RNC Notebook: Pa. delegate has Terrible Towel at the ready
Mike McMullen, of Gibsonia, Pennsylvania, has always made a point of showing his Steeler pride at the GOP’s national gatherings.
So, McMullen didn’t miss a beat when the Pennsylvania delegation to this year’s Republican National Convention was listening to U.S. House Speaker Paul Ryan express his admiration for Pittsburgh’s football team at breakfast on Monday.
McMullen had a Terrible Towel at the ready.
“I threw it at him,” he said.
That put Ryan, a Wisconsin politician who ran with Mitt Romney on the 2012 Republican ticket, in a bit of an awkward spot. Ryan is a part-owner of the Green Bay Packers.
Even so, he gamely took the challenge and picked up the totem of Steeler fans everywhere.
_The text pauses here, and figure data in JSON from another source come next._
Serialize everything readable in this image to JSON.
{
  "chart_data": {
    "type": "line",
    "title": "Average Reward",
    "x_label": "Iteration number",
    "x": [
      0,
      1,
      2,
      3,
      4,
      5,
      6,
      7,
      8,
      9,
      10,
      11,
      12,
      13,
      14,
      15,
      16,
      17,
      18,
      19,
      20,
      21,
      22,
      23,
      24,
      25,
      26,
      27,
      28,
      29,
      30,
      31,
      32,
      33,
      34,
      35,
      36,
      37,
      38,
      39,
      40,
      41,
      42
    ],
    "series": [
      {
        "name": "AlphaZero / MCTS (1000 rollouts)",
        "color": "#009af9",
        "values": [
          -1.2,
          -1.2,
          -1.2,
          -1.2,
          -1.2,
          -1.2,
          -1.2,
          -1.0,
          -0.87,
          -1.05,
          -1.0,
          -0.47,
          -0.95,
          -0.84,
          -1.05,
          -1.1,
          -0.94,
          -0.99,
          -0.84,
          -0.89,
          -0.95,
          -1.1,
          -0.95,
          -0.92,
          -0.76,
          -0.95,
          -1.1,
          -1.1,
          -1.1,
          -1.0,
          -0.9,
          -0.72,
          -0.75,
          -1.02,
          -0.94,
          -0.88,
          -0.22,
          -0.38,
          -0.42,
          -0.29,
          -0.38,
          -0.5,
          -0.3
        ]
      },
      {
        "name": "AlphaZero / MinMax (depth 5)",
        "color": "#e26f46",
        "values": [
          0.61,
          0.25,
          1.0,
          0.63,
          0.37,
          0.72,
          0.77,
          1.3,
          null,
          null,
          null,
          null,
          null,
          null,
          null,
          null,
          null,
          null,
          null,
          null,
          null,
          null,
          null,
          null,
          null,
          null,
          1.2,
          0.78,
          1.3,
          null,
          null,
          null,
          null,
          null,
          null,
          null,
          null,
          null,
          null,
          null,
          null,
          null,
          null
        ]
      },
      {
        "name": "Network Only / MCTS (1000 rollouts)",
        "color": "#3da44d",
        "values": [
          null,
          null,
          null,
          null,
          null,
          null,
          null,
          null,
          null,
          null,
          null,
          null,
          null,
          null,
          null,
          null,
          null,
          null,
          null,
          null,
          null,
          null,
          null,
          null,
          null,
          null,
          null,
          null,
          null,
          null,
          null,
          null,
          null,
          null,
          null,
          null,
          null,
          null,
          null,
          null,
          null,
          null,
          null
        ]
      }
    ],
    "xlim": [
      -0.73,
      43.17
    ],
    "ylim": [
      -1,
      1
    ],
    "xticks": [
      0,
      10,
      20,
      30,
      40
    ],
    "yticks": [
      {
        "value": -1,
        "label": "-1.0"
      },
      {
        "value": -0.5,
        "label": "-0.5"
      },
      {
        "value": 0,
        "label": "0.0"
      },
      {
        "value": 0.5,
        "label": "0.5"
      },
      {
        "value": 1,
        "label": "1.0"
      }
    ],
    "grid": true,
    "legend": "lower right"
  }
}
“I hate to do this,” he said. “I want to win this election so darned bad, I’m willing to do this.”
Then he waved the Terrible Towel above his head.
Afterward, Ryan posed for a photo with McMullen.
McMullen, an alternate delegate, ran without pledging support for any particular candidate, but he said he voted for presumptive nominee Donald Trump and intends to do so at the convention. Trump won the 12th Congressional District, which McMullen represents, in the state’s GOP primary.
Security detail
Initial reviews from delegates suggest that Cleveland police are ready for an influx of convention-goers and protesters.
“Police have done a great job,” said Gale Measel, a GOP delegate from New Castle, on the convention’s opening day Monday. “They are taking security seriously, and you can see it.”
Among the visible precautions, said Measel, was a police officer was on the bus with Pennsylvania delegates as they headed from their hotel to the convention center.
Ticket punched
Cameron Linton, 22, a native of Hermitage, who now lives in Pittsburgh, got himself elected as a delegate to the Republican convention because he correctly calculated that there wouldn’t be much competition for a spot representing his urban congressional district.
Sure enough, only three candidates ran for three spots in the 14th Congressional District. So Linton, a 2016 graduate of the University of Pittsburgh, has a place on the convention floor.
“I was not a Trump supporter,” he said, but added that he will vote for Trump because the New York real estate developer won 53 percent of the vote in Linton’s district.
Linton said he’d rather that the Republican Party move in more Libertarian slant.
“That’s not the direction voters wanted to go,” he said.
Still, he added, just being at the convention is exciting.